The Thieves’ World Anthologies — (1979-2004) These anthologies were edited by Lynn Abbey and her husband Robert Asprin. Other contributors were C.J. Cherryh, Diane Duane, Raymond E. Feist, Dennis L. McKiernan, Mickey Zucker Reichert, Marion Zimmer Bradley, Diana L. Paxon, Steven Brust, David Drake, and Jody Lynn Nye. A series of Thieves’ World novels were published by other authors in the late 1980s and early 1990s. Lynn Abbey published the last Thieves’ World novel, Sanctuary, in 2002. You can learn more at a fan’s Thieves’ World website.

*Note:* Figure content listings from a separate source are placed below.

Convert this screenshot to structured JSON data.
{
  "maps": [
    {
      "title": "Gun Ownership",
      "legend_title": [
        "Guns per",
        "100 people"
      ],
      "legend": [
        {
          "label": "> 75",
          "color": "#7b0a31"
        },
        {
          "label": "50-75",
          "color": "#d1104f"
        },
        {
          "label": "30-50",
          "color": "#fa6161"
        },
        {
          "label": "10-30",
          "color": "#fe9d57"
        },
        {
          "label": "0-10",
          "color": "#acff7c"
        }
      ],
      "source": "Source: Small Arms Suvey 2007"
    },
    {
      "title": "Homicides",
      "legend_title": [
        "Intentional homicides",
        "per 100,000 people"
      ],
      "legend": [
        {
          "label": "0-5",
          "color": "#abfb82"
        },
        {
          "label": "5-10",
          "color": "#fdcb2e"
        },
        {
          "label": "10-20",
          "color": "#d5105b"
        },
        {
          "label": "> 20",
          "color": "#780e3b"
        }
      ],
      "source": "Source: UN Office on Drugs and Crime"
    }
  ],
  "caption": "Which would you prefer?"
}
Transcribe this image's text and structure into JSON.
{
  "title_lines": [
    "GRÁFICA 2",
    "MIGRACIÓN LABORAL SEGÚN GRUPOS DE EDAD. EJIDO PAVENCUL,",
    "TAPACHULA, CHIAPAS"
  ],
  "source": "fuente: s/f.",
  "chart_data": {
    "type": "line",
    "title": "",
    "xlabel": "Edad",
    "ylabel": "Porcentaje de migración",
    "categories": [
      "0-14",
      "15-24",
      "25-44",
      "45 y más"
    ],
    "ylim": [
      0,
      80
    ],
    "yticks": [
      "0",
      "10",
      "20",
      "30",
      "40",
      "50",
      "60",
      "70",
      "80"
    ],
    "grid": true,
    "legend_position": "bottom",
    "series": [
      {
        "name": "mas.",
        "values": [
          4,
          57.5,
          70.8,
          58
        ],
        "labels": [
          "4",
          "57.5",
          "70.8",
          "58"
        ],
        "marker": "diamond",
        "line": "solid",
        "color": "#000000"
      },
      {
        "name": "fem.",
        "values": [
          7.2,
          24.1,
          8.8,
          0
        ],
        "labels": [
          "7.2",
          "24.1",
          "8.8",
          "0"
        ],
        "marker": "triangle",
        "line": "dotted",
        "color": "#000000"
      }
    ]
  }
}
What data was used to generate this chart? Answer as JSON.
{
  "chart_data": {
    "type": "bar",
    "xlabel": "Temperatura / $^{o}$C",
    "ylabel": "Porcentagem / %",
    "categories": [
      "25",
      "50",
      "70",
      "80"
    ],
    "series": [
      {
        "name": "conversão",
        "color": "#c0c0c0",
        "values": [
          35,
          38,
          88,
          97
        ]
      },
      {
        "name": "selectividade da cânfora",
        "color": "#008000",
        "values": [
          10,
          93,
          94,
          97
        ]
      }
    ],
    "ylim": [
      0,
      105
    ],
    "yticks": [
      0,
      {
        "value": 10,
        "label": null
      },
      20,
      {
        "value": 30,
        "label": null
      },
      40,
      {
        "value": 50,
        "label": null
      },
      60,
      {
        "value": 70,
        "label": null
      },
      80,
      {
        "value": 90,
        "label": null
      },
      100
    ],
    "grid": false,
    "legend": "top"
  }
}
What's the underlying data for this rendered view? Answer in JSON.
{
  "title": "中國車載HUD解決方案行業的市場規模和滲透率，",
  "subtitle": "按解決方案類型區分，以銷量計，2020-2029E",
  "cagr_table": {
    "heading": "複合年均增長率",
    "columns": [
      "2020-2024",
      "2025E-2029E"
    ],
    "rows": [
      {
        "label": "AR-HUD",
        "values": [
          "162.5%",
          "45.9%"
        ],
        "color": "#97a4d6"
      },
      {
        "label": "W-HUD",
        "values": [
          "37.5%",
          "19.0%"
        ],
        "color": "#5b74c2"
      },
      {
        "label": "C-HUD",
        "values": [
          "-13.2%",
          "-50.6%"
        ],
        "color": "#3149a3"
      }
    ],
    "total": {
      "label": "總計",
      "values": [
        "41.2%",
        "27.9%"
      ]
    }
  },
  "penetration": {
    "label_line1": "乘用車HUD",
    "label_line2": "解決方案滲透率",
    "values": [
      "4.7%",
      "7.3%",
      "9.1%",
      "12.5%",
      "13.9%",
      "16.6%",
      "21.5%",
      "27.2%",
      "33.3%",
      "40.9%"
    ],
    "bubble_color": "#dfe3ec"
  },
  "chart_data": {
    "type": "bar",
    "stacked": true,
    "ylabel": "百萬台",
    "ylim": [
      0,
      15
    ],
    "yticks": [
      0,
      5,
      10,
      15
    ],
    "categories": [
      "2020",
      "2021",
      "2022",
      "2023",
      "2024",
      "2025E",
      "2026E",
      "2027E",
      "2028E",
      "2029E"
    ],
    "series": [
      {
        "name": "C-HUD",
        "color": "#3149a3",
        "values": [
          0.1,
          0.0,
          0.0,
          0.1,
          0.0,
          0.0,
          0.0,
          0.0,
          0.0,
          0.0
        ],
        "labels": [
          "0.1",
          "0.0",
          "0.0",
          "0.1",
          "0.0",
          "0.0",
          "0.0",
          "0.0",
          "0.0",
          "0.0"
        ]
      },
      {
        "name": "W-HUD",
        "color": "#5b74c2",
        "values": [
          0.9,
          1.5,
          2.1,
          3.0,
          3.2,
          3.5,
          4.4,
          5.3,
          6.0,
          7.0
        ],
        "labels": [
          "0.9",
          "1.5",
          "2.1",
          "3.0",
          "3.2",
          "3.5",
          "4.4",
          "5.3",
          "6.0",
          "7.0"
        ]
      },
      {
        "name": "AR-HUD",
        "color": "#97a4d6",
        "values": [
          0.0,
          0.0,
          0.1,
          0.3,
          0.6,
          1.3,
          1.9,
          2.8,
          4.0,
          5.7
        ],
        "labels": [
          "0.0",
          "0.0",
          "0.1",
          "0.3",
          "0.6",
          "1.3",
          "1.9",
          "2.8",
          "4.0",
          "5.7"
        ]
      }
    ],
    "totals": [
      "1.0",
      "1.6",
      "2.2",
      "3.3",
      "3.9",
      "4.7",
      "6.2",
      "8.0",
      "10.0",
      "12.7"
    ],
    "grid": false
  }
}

Catwoman — (1992) Publisher: A thrilling tale of Gotham’s favorite feline by the authors of the bestselling Thieves’ World series. While Batman hunts a major arms dealer, Catwoman stalks a man who makes jewelry from parts of endangered cats. And when their paths converge, the cat and bat confront their respective enemies — and each other — in a battle for revenge and justice.
E.Godz — (2003) Publisher: When Edwina Godz inherited the family corporations, she had put to work all the sorcery she knew. Unfortunately, Edwina’s two children hated each other, and if she stepped aside and let them take over the company, it was certain to go down the tubes. So she let them fight it out.